Cutting off calluses is technically surgery.
This means you should be going to a trained professional to get those hard deposits removed. Dr. Jacqueline Sutera told CTV News that a podiatrist is better suited to chop off calluses. “In the salons, the most that I think is appropriate is just filing some of the calluses. And that should be done gently,” Dr. Sutera explained.
9. Those Whirlpool Foot Baths Can Lead To Infections Months Done The Line
Don’t think you’re in the clear if your feet feel fine a week after going to that cheap salon.
Maybe there is a small, cheap nail salon near you that gives the best pedicures. They have those amazing whirlpool footbaths — and those awkward-but-sometimes-great massage chairs. Plus, they leave your feet looking brand-spankin’ new. Your friend has been going there for a month or two, and she hasn’t had any complaints, either. You’re in the clear, right?
We wish we could say yes.
The truth is there is no way to completely clean out these lux whirlpool foot baths, so a host of infection-causing microbes can be hanging out in there. Michele Green explained it to Huffington Post, saying, “There are lots of possible infections that lurk inside the foot basin, including bacteria, fungi and wart viruses. If you get an infection following a pedicure, you should consult your dermatologist, since the area may need to be drained and you may need to be put on oral antibiotics.” Yikes!
Your chances of infection increase if you just shaved, too.
If you are going to indulge in a pedicure with a whirlpool foot bath, don’t shave your legs just before going. The American Academy of Dermatology Association suggests not shaving your legs – especially the lower half of your legs – at least 24 hours before you get a pedicure. If you nick yourself while shaving, it could make getting an infection from a whirlpool tub way easier. And not all nicks are visible, either!
10. You Should Really Take A Break Between Gel Manis And Pedis
In fact, you should really be giving your nails regular breathers.
If you have the funds, it may feel like a fun staple to get your nails done on the regular. After all, who doesn’t love looking polished and put-together 24/7? If you are getting regular gel manicures and pedicures, however, experts warn that you could develop an allergic reaction to the polish. Ugh, seriously?
According to the Huffington Post, some gel polishes include an irritating chemical.

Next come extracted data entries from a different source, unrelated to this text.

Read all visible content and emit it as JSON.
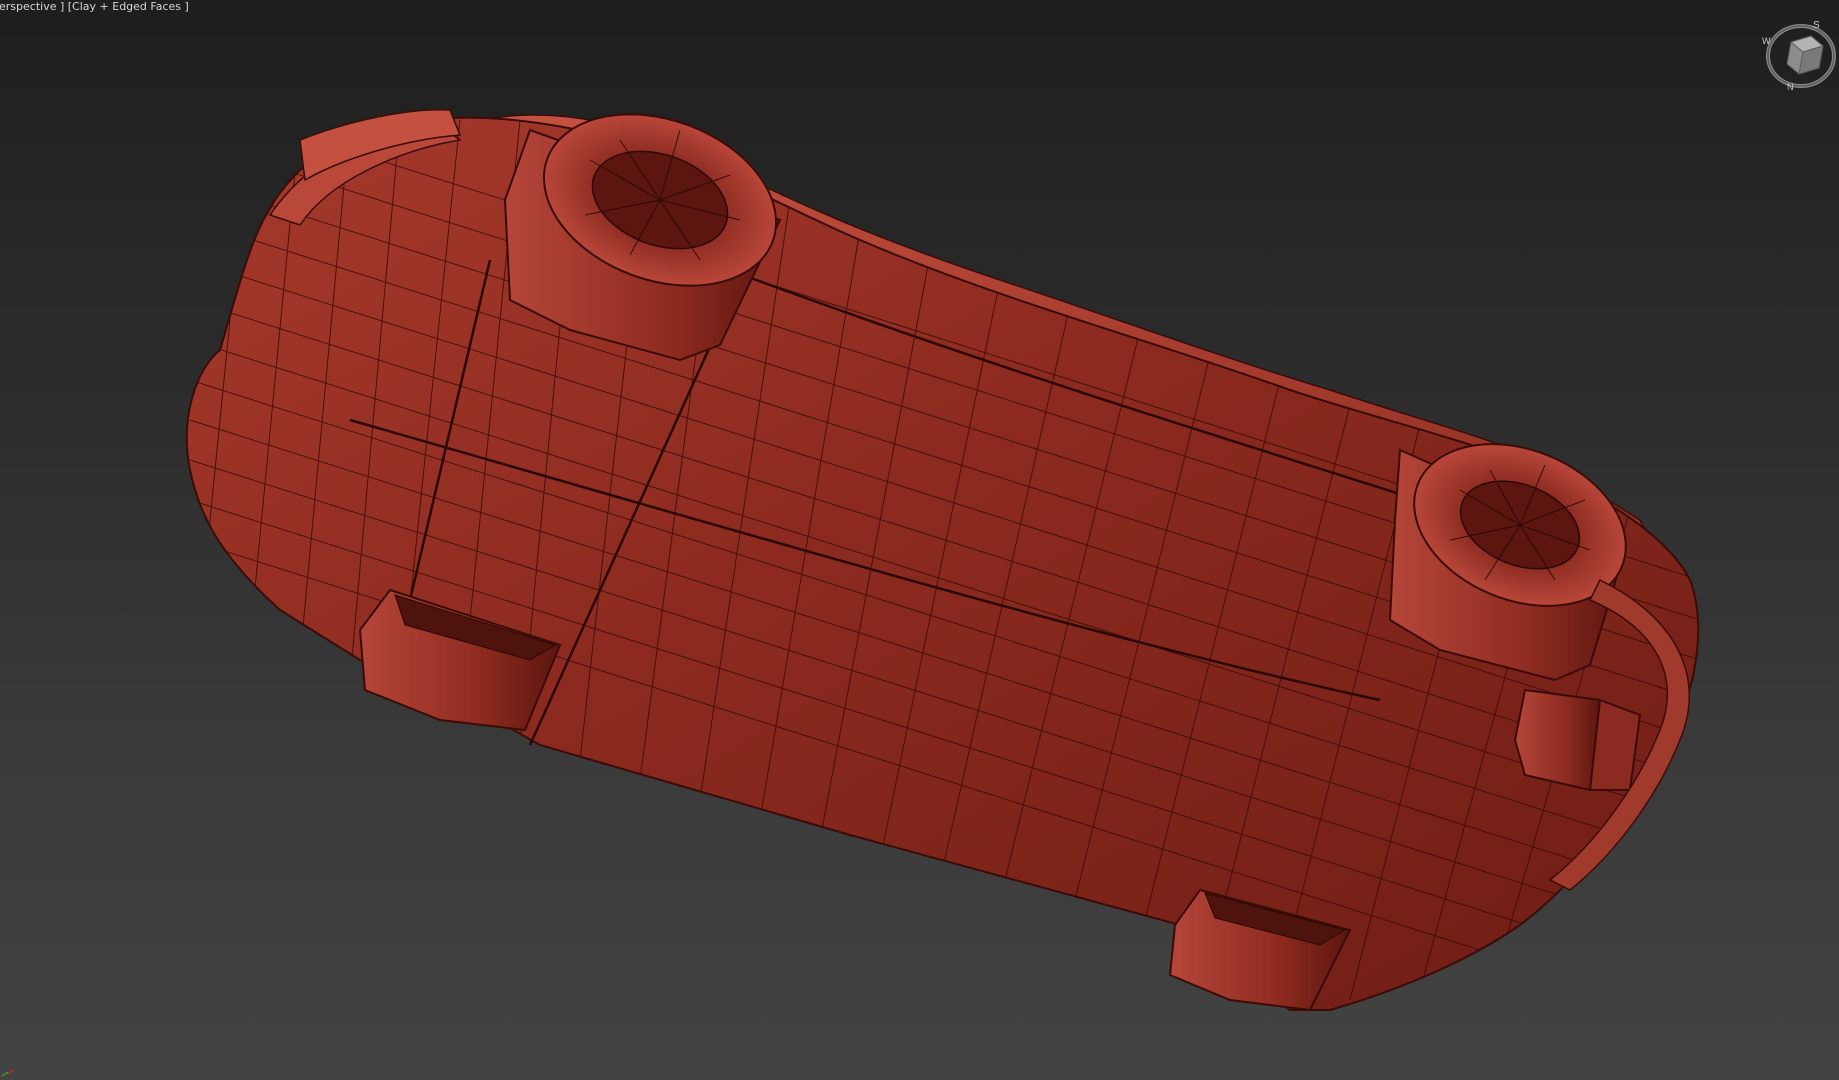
{
  "viewport": {
    "label": "erspective ] [Clay + Edged Faces ]",
    "background_top": "#1e1e1e",
    "background_bottom": "#434343"
  },
  "model": {
    "clay_color": "#8a2a20",
    "clay_dark": "#5e1812",
    "clay_light": "#b8483a",
    "edge_color": "#3a0c08"
  },
  "viewcube": {
    "compass_letters": [
      "S",
      "W",
      "N"
    ]
  },
  "icons": {
    "viewcube": "viewcube-navigation-icon",
    "axis": "axis-tripod-icon"
  }
}
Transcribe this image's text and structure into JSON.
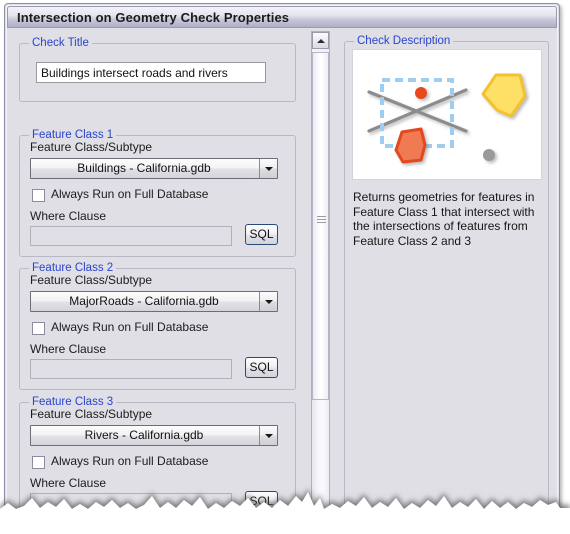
{
  "window": {
    "title": "Intersection on Geometry Check Properties"
  },
  "check_title_group": {
    "legend": "Check Title",
    "value": "Buildings intersect roads and rivers",
    "placeholder": ""
  },
  "feature_classes": [
    {
      "legend": "Feature Class 1",
      "subtype_label": "Feature Class/Subtype",
      "combo_value": "Buildings -  California.gdb",
      "checkbox_label": "Always Run on Full Database",
      "checked": false,
      "where_label": "Where Clause",
      "where_value": "",
      "sql_label": "SQL"
    },
    {
      "legend": "Feature Class 2",
      "subtype_label": "Feature Class/Subtype",
      "combo_value": "MajorRoads -  California.gdb",
      "checkbox_label": "Always Run on Full Database",
      "checked": false,
      "where_label": "Where Clause",
      "where_value": "",
      "sql_label": "SQL"
    },
    {
      "legend": "Feature Class 3",
      "subtype_label": "Feature Class/Subtype",
      "combo_value": "Rivers -  California.gdb",
      "checkbox_label": "Always Run on Full Database",
      "checked": false,
      "where_label": "Where Clause",
      "where_value": "",
      "sql_label": "SQL"
    }
  ],
  "description_panel": {
    "legend": "Check Description",
    "text": "Returns geometries for features in Feature Class 1 that intersect with the intersections of features from Feature Class 2 and 3",
    "illustration": {
      "name": "intersection-diagram",
      "selection_box_color": "#9fcdf0",
      "line_color": "#8c8c8c",
      "red_point_color": "#e8481f",
      "grey_point_color": "#9a9a9a",
      "orange_polygon_color": "#f07a52",
      "orange_polygon_stroke": "#e3481e",
      "yellow_polygon_color": "#ffe066",
      "yellow_polygon_stroke": "#f2c230"
    }
  },
  "scrollbar": {
    "up_arrow": "scroll-up",
    "orientation": "vertical"
  },
  "colors": {
    "legend_blue": "#2a44cc",
    "window_bg": "#dfdfe5",
    "titlebar_text": "#1b1b1b"
  }
}
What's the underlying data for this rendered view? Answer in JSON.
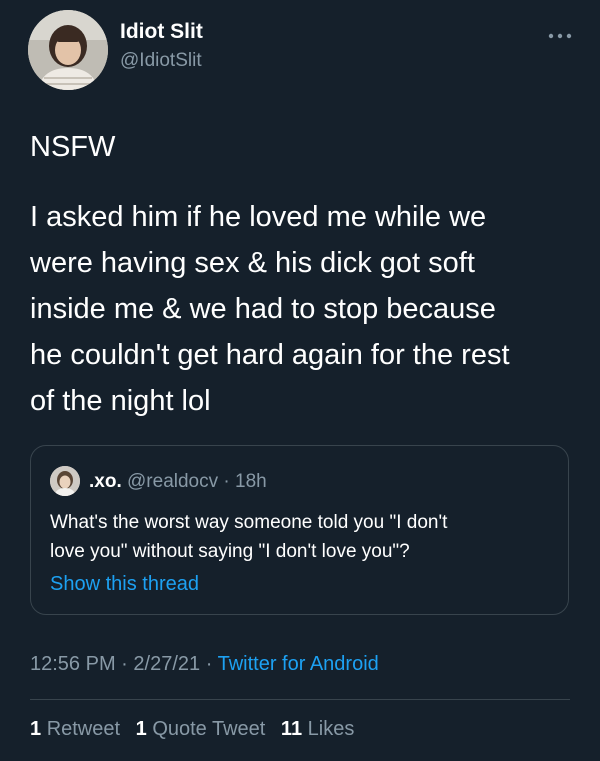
{
  "author": {
    "display_name": "Idiot Slit",
    "handle": "@IdiotSlit"
  },
  "tweet": {
    "lines": [
      "NSFW",
      "I asked him if he loved me while we",
      "were having sex & his dick got soft",
      "inside me & we had to stop because",
      "he couldn't get hard again for the rest",
      "of the night lol"
    ]
  },
  "quoted": {
    "name": ".xo.",
    "handle": "@realdocv",
    "separator": "·",
    "time": "18h",
    "text_lines": [
      "What's the worst way someone told you \"I don't",
      "love you\" without saying \"I don't love you\"?"
    ],
    "show_thread": "Show this thread"
  },
  "meta": {
    "time": "12:56 PM",
    "separator": "·",
    "date": "2/27/21",
    "source": "Twitter for Android"
  },
  "stats": {
    "retweets_count": "1",
    "retweets_label": "Retweet",
    "quote_count": "1",
    "quote_label": "Quote Tweet",
    "likes_count": "11",
    "likes_label": "Likes"
  },
  "icons": {
    "more": "more-horizontal-icon"
  },
  "colors": {
    "background": "#15202b",
    "text": "#ffffff",
    "secondary_text": "#8899a6",
    "link": "#1da1f2",
    "border": "#38444d"
  }
}
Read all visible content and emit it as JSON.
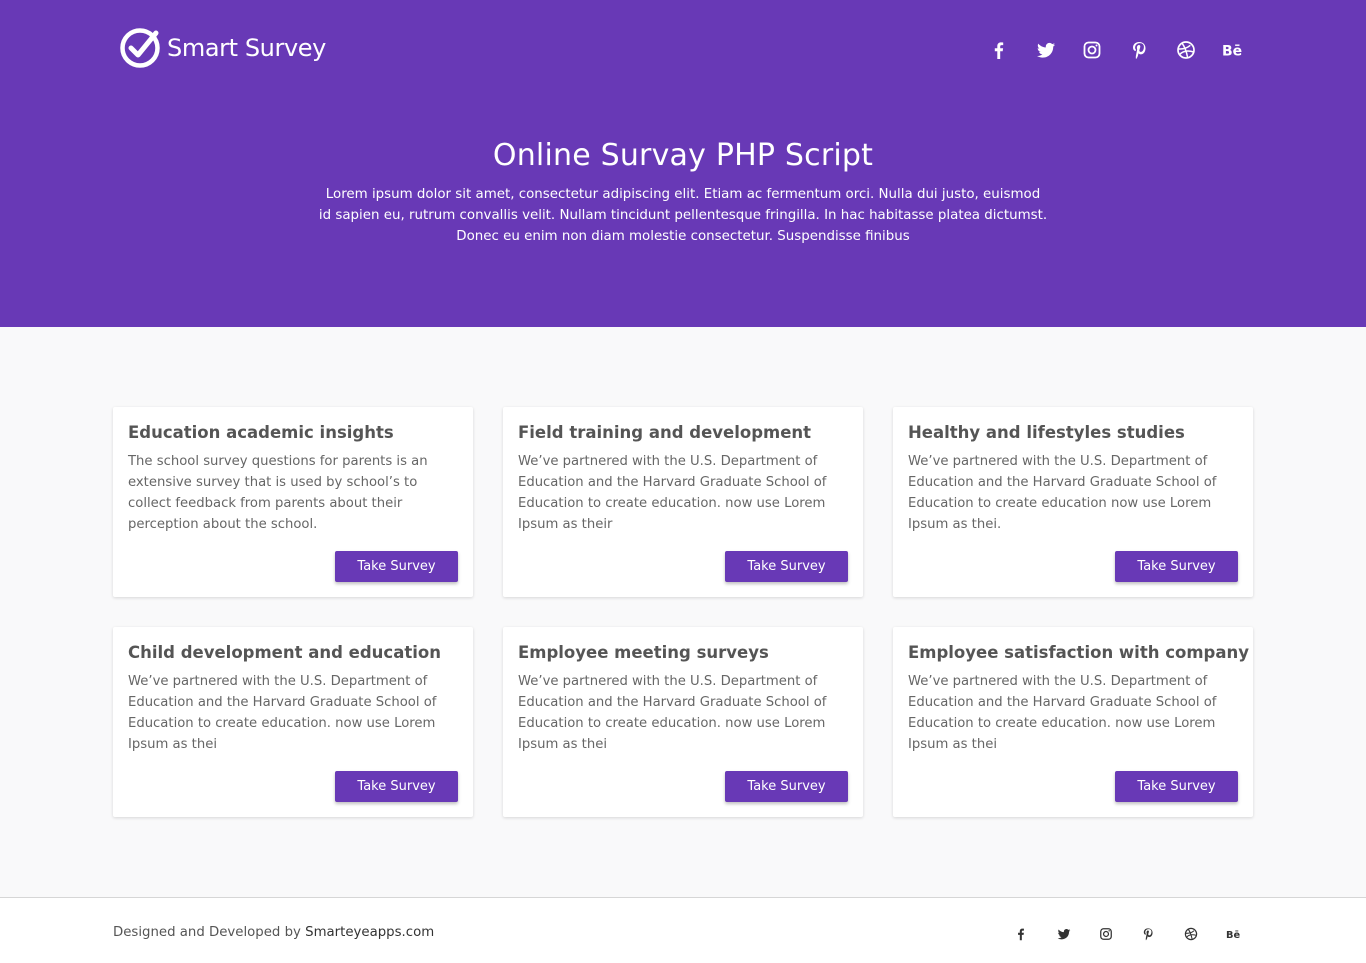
{
  "brand": {
    "name": "Smart Survey"
  },
  "header": {
    "social_icons": [
      "facebook-icon",
      "twitter-icon",
      "instagram-icon",
      "pinterest-icon",
      "dribbble-icon",
      "behance-icon"
    ]
  },
  "hero": {
    "title": "Online Survay PHP Script",
    "description": "Lorem ipsum dolor sit amet, consectetur adipiscing elit. Etiam ac fermentum orci. Nulla dui justo, euismod id sapien eu, rutrum convallis velit. Nullam tincidunt pellentesque fringilla. In hac habitasse platea dictumst. Donec eu enim non diam molestie consectetur. Suspendisse finibus"
  },
  "surveys": [
    {
      "title": "Education academic insights",
      "text": "The school survey questions for parents is an extensive survey that is used by school’s to collect feedback from parents about their perception about the school.",
      "button": "Take Survey"
    },
    {
      "title": "Field training and development",
      "text": "We’ve partnered with the U.S. Department of Education and the Harvard Graduate School of Education to create education. now use Lorem Ipsum as their",
      "button": "Take Survey"
    },
    {
      "title": "Healthy and lifestyles studies",
      "text": "We’ve partnered with the U.S. Department of Education and the Harvard Graduate School of Education to create education now use Lorem Ipsum as thei.",
      "button": "Take Survey"
    },
    {
      "title": "Child development and education",
      "text": "We’ve partnered with the U.S. Department of Education and the Harvard Graduate School of Education to create education. now use Lorem Ipsum as thei",
      "button": "Take Survey"
    },
    {
      "title": "Employee meeting surveys",
      "text": "We’ve partnered with the U.S. Department of Education and the Harvard Graduate School of Education to create education. now use Lorem Ipsum as thei",
      "button": "Take Survey"
    },
    {
      "title": "Employee satisfaction with company",
      "text": "We’ve partnered with the U.S. Department of Education and the Harvard Graduate School of Education to create education. now use Lorem Ipsum as thei",
      "button": "Take Survey"
    }
  ],
  "footer": {
    "credit_prefix": "Designed and Developed by ",
    "credit_link": "Smarteyeapps.com",
    "social_icons": [
      "facebook-icon",
      "twitter-icon",
      "instagram-icon",
      "pinterest-icon",
      "dribbble-icon",
      "behance-icon"
    ]
  },
  "colors": {
    "brand_purple": "#6839b6",
    "page_bg": "#f9f9fa",
    "card_bg": "#ffffff",
    "footer_icon": "#333333"
  }
}
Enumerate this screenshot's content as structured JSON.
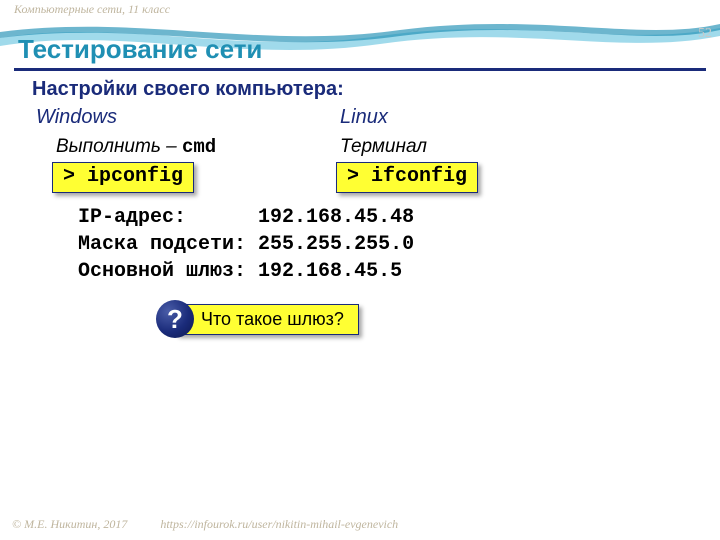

This chemical is called methyl acrylate, which helps the gel polish adhere to your nail. If your nail technician accidentally gets some gel polish on your skin, it could lead to an irritating rash called contact dermatitis. Um, no thanks. Refinery29 suggests taking a break at least once every eight weeks to prevent the development of an allergic reaction or any other form of irritation.
So when in doubt, do your nails at home. It saves you money and a potential trip to the hospital.